Leafy greens are also centrally processed, mixed in huge batches and shipped across the country. 

That likely makes them the highest current risk, he noted. “A single contamination event can affect many people before it’s detected,” he said.

In the 1990s, hamburgers were seen as the biggest food safety threat, especially after a 1993 E. coli outbreak sent more than 170 people to the hospital and killed four children. 

But after stricter regulations and major safety improvements, illnesses linked to burgers dropped sharply, according to Jason Reese, an Indiana-based food safety expert and personal injury attorney who specializes in these cases.

Today, Reese noted, the danger has flipped.
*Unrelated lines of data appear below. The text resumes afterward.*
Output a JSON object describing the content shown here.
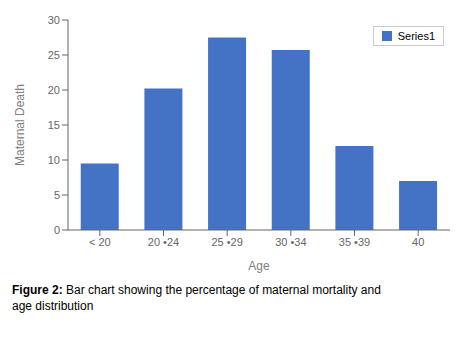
{
  "chart_data": {
    "type": "bar",
    "categories": [
      "< 20",
      "20 •24",
      "25 •29",
      "30 •34",
      "35 •39",
      "40"
    ],
    "series": [
      {
        "name": "Series1",
        "color": "#4472C4",
        "values": [
          9.5,
          20.2,
          27.5,
          25.7,
          12.0,
          7.0
        ]
      }
    ],
    "xlabel": "Age",
    "ylabel": "Maternal Death",
    "ylim": [
      0,
      30
    ],
    "yticks": [
      0,
      5,
      10,
      15,
      20,
      25,
      30
    ],
    "grid": false,
    "legend": "upper right",
    "annotations": [
      "Figure 2:",
      " Bar chart showing the percentage of maternal mortality and\nage distribution"
    ]
  }
}
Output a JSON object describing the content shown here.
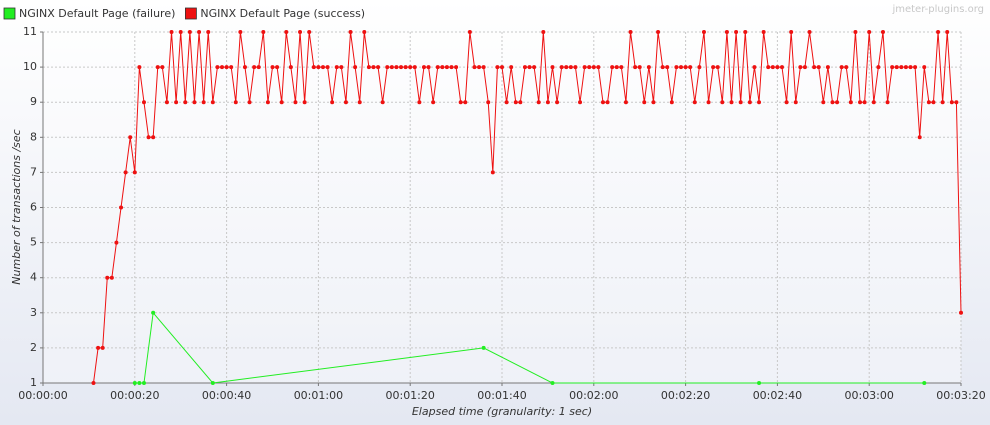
{
  "chart_data": {
    "type": "line",
    "watermark": "jmeter-plugins.org",
    "x_label": "Elapsed time (granularity: 1 sec)",
    "y_label": "Number of transactions /sec",
    "grid": true,
    "legend": "top-left",
    "xlim": [
      0,
      200
    ],
    "ylim": [
      1,
      11
    ],
    "xticks": [
      {
        "value": 0,
        "label": "00:00:00"
      },
      {
        "value": 20,
        "label": "00:00:20"
      },
      {
        "value": 40,
        "label": "00:00:40"
      },
      {
        "value": 60,
        "label": "00:01:00"
      },
      {
        "value": 80,
        "label": "00:01:20"
      },
      {
        "value": 100,
        "label": "00:01:40"
      },
      {
        "value": 120,
        "label": "00:02:00"
      },
      {
        "value": 140,
        "label": "00:02:20"
      },
      {
        "value": 160,
        "label": "00:02:40"
      },
      {
        "value": 180,
        "label": "00:03:00"
      },
      {
        "value": 200,
        "label": "00:03:20"
      }
    ],
    "yticks": [
      1,
      2,
      3,
      4,
      5,
      6,
      7,
      8,
      9,
      10,
      11
    ],
    "series": [
      {
        "name": "NGINX Default Page (failure)",
        "color": "#22ee22",
        "x": [
          20,
          21,
          22,
          24,
          37,
          96,
          111,
          156,
          192
        ],
        "values": [
          1,
          1,
          1,
          3,
          1,
          2,
          1,
          1,
          1
        ]
      },
      {
        "name": "NGINX Default Page (success)",
        "color": "#ee1111",
        "x": [
          11,
          12,
          13,
          14,
          15,
          16,
          17,
          18,
          19,
          20,
          21,
          22,
          23,
          24,
          25,
          26,
          27,
          28,
          29,
          30,
          31,
          32,
          33,
          34,
          35,
          36,
          37,
          38,
          39,
          40,
          41,
          42,
          43,
          44,
          45,
          46,
          47,
          48,
          49,
          50,
          51,
          52,
          53,
          54,
          55,
          56,
          57,
          58,
          59,
          60,
          61,
          62,
          63,
          64,
          65,
          66,
          67,
          68,
          69,
          70,
          71,
          72,
          73,
          74,
          75,
          76,
          77,
          78,
          79,
          80,
          81,
          82,
          83,
          84,
          85,
          86,
          87,
          88,
          89,
          90,
          91,
          92,
          93,
          94,
          95,
          96,
          97,
          98,
          99,
          100,
          101,
          102,
          103,
          104,
          105,
          106,
          107,
          108,
          109,
          110,
          111,
          112,
          113,
          114,
          115,
          116,
          117,
          118,
          119,
          120,
          121,
          122,
          123,
          124,
          125,
          126,
          127,
          128,
          129,
          130,
          131,
          132,
          133,
          134,
          135,
          136,
          137,
          138,
          139,
          140,
          141,
          142,
          143,
          144,
          145,
          146,
          147,
          148,
          149,
          150,
          151,
          152,
          153,
          154,
          155,
          156,
          157,
          158,
          159,
          160,
          161,
          162,
          163,
          164,
          165,
          166,
          167,
          168,
          169,
          170,
          171,
          172,
          173,
          174,
          175,
          176,
          177,
          178,
          179,
          180,
          181,
          182,
          183,
          184,
          185,
          186,
          187,
          188,
          189,
          190,
          191,
          192,
          193,
          194,
          195,
          196,
          197,
          198,
          199,
          200
        ],
        "values": [
          1,
          2,
          2,
          4,
          4,
          5,
          6,
          7,
          8,
          7,
          10,
          9,
          8,
          8,
          10,
          10,
          9,
          11,
          9,
          11,
          9,
          11,
          9,
          11,
          9,
          11,
          9,
          10,
          10,
          10,
          10,
          9,
          11,
          10,
          9,
          10,
          10,
          11,
          9,
          10,
          10,
          9,
          11,
          10,
          9,
          11,
          9,
          11,
          10,
          10,
          10,
          10,
          9,
          10,
          10,
          9,
          11,
          10,
          9,
          11,
          10,
          10,
          10,
          9,
          10,
          10,
          10,
          10,
          10,
          10,
          10,
          9,
          10,
          10,
          9,
          10,
          10,
          10,
          10,
          10,
          9,
          9,
          11,
          10,
          10,
          10,
          9,
          7,
          10,
          10,
          9,
          10,
          9,
          9,
          10,
          10,
          10,
          9,
          11,
          9,
          10,
          9,
          10,
          10,
          10,
          10,
          9,
          10,
          10,
          10,
          10,
          9,
          9,
          10,
          10,
          10,
          9,
          11,
          10,
          10,
          9,
          10,
          9,
          11,
          10,
          10,
          9,
          10,
          10,
          10,
          10,
          9,
          10,
          11,
          9,
          10,
          10,
          9,
          11,
          9,
          11,
          9,
          11,
          9,
          10,
          9,
          11,
          10,
          10,
          10,
          10,
          9,
          11,
          9,
          10,
          10,
          11,
          10,
          10,
          9,
          10,
          9,
          9,
          10,
          10,
          9,
          11,
          9,
          9,
          11,
          9,
          10,
          11,
          9,
          10,
          10,
          10,
          10,
          10,
          10,
          8,
          10,
          9,
          9,
          11,
          9,
          11,
          9,
          9,
          3
        ]
      }
    ]
  }
}
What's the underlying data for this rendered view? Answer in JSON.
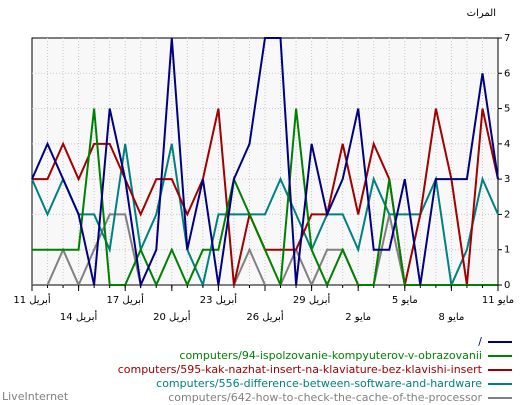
{
  "brand": "LiveInternet",
  "chart_data": {
    "type": "line",
    "ylabel": "المرات",
    "ylim": [
      0,
      7
    ],
    "yticks": [
      0,
      1,
      2,
      3,
      4,
      5,
      6,
      7
    ],
    "grid": true,
    "legend_position": "bottom-right",
    "x_range": [
      0,
      30
    ],
    "x_tick_labels": [
      {
        "x": 0,
        "label": "11 مايو",
        "row": 1
      },
      {
        "x": 3,
        "label": "8 مايو",
        "row": 2
      },
      {
        "x": 6,
        "label": "5 مايو",
        "row": 1
      },
      {
        "x": 9,
        "label": "2 مايو",
        "row": 2
      },
      {
        "x": 12,
        "label": "29 أبريل",
        "row": 1
      },
      {
        "x": 15,
        "label": "26 أبريل",
        "row": 2
      },
      {
        "x": 18,
        "label": "23 أبريل",
        "row": 1
      },
      {
        "x": 21,
        "label": "20 أبريل",
        "row": 2
      },
      {
        "x": 24,
        "label": "17 أبريل",
        "row": 1
      },
      {
        "x": 27,
        "label": "14 أبريل",
        "row": 2
      },
      {
        "x": 30,
        "label": "11 أبريل",
        "row": 1
      }
    ],
    "series": [
      {
        "name": "/",
        "color": "#000080",
        "values": [
          3,
          6,
          3,
          3,
          3,
          0,
          3,
          1,
          1,
          5,
          3,
          2,
          4,
          0,
          7,
          7,
          4,
          3,
          0,
          3,
          1,
          7,
          1,
          0,
          3,
          5,
          0,
          2,
          3,
          4,
          3
        ]
      },
      {
        "name": "computers/94-ispolzovanie-kompyuterov-v-obrazovanii",
        "color": "#008000",
        "values": [
          0,
          0,
          0,
          0,
          0,
          0,
          0,
          3,
          0,
          0,
          1,
          0,
          1,
          5,
          0,
          1,
          2,
          3,
          1,
          1,
          0,
          1,
          0,
          1,
          0,
          0,
          5,
          1,
          1,
          1,
          1
        ]
      },
      {
        "name": "computers/595-kak-nazhat-insert-na-klaviature-bez-klavishi-insert",
        "color": "#a00000",
        "values": [
          3,
          5,
          0,
          3,
          5,
          2,
          0,
          3,
          4,
          2,
          4,
          2,
          2,
          1,
          1,
          1,
          2,
          0,
          5,
          3,
          2,
          3,
          3,
          2,
          3,
          4,
          4,
          3,
          4,
          3,
          3
        ]
      },
      {
        "name": "computers/556-difference-between-software-and-hardware",
        "color": "#008080",
        "values": [
          2,
          3,
          1,
          0,
          3,
          2,
          2,
          2,
          3,
          1,
          2,
          2,
          1,
          2,
          3,
          2,
          2,
          2,
          2,
          0,
          1,
          4,
          2,
          1,
          4,
          1,
          2,
          2,
          3,
          2,
          3
        ]
      },
      {
        "name": "computers/642-how-to-check-the-cache-of-the-processor",
        "color": "#808080",
        "values": [
          0,
          0,
          0,
          0,
          0,
          0,
          0,
          2,
          0,
          0,
          1,
          1,
          0,
          1,
          0,
          0,
          1,
          0,
          0,
          0,
          0,
          0,
          0,
          0,
          2,
          2,
          1,
          0,
          1,
          0,
          0
        ]
      }
    ]
  }
}
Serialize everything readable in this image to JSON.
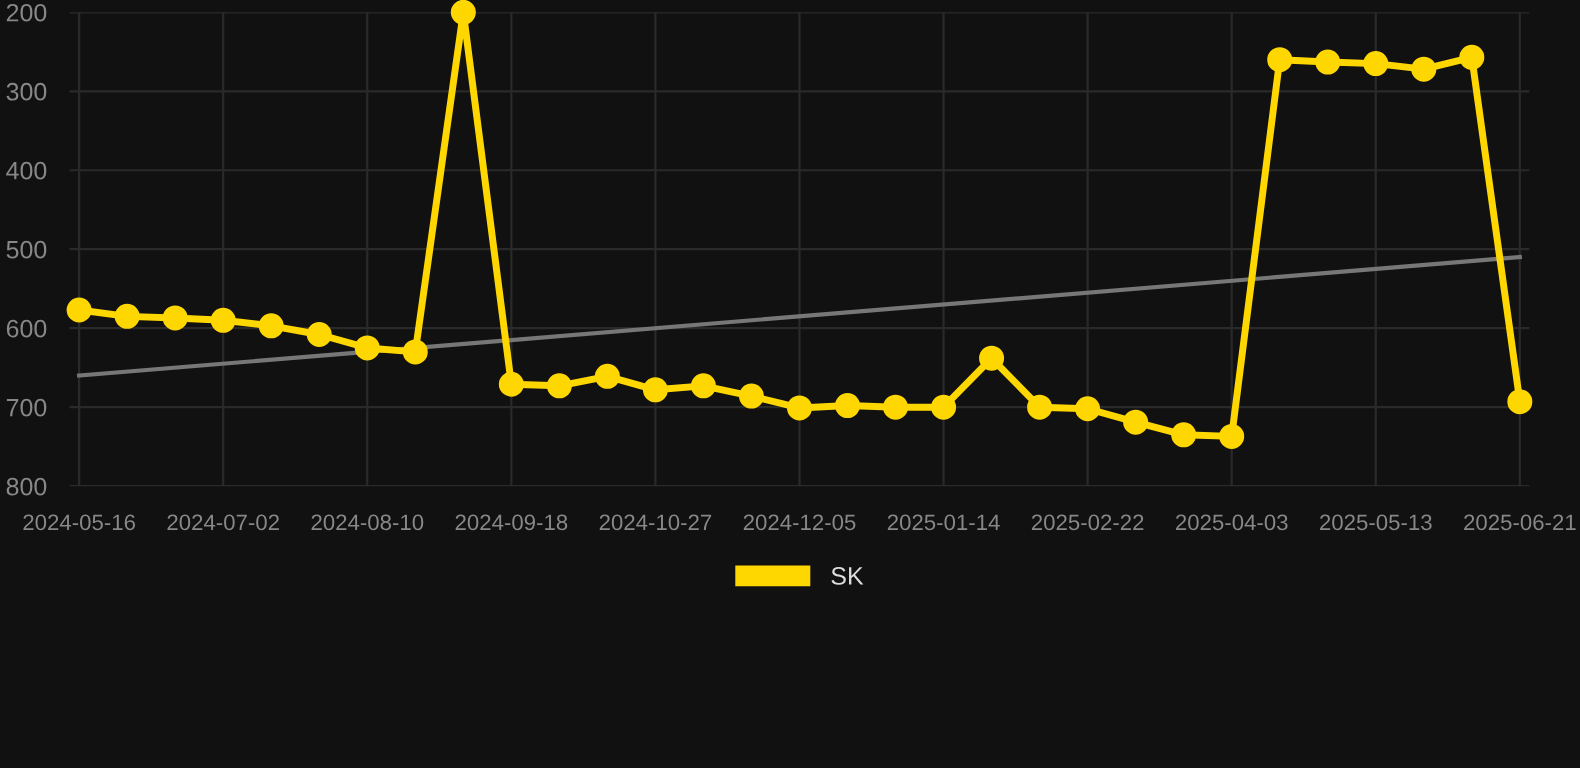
{
  "chart_data": {
    "type": "line",
    "categories": [
      "2024-05-16",
      null,
      null,
      "2024-07-02",
      null,
      null,
      "2024-08-10",
      null,
      null,
      "2024-09-18",
      null,
      null,
      "2024-10-27",
      null,
      null,
      "2024-12-05",
      null,
      null,
      "2025-01-14",
      null,
      null,
      "2025-02-22",
      null,
      null,
      "2025-04-03",
      null,
      null,
      "2025-05-13",
      null,
      null,
      "2025-06-21"
    ],
    "series": [
      {
        "name": "SK",
        "color": "#ffd700",
        "marker": "circle",
        "values": [
          577,
          585,
          587,
          590,
          597,
          608,
          625,
          630,
          200,
          671,
          673,
          661,
          678,
          673,
          686,
          701,
          698,
          700,
          700,
          638,
          700,
          702,
          719,
          735,
          737,
          260,
          263,
          265,
          272,
          257,
          693
        ]
      },
      {
        "type": "line",
        "color": "#777777",
        "marker": "none",
        "values": [
          660,
          null,
          null,
          null,
          null,
          null,
          null,
          null,
          null,
          null,
          null,
          null,
          null,
          null,
          null,
          null,
          null,
          null,
          null,
          null,
          null,
          null,
          null,
          null,
          null,
          null,
          null,
          null,
          null,
          null,
          510
        ]
      }
    ],
    "ylim": [
      800,
      200
    ],
    "yticks": [
      200,
      300,
      400,
      500,
      600,
      700,
      800
    ],
    "grid": true,
    "legend": "bottom",
    "line_style": "solid"
  }
}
Lettuce and other leafy greens now cause far more outbreaks than hamburgers, largely because they’re grown near cattle operations, can be contaminated by irrigation water and are eaten raw with no cooking steps to kill pathogens. 

“The lettuce on top of those burgers is the culprit,” Reese told Fox News Digital.

He said he never eats salad or bagged lettuce while dining out. 

“Seeing the victims I’ve represented go into kidney failure and need dialysis for life just from one restaurant salad is eye-opening.”

“Most Americans don’t seem to think it will happen to them,” Reese added. “Yet the numbers don’t lie.”

About 48 million Americans get sick from foodborne illnesses each year — roughly 1 in 6 people — according to the Centers for Disease Control and Prevention (CDC), leading to an estimated 128,000 hospitalizations and 3,000 deaths. 

The agency notes the US food supply remains among the world’s safest, yet produce accounts for a significant share of cases, particularly norovirus, the nation’s leading foodborne illness.

The risk for young children, pregnant women, the elderly and immunocompromised people, is especially not “worth the gamble,” he said. 

New Jersey dietitian and former food safety inspector Tina Marinaccio agreed.

“Most Americans are completely clueless about what happens to their food before it gets to their plates,” she told Fox News Digital.

But Marinaccio disagreed with Marler’s opinion that steaks must be cooked well-done. 

“If you’re not immunocompromised or pregnant, get the rare steak,” she said.

E. coli would be killed on the surface during normal cooking, she said.

She added that the real concern is ground beef, where bacteria can be mixed throughout the meat and must reach 160 degrees Fahrenheit to be safe.

Despite the dangers, experts stress that many foodborne illnesses are preventable. 

Marinaccio said proper handwashing and better glove training are essential, as poor hygiene is one of the most common sources of contamination. 

Le added that fully cooking meats, treating bagged salads as higher-risk foods and cutting produce at home can significantly reduce the chances of getting sick.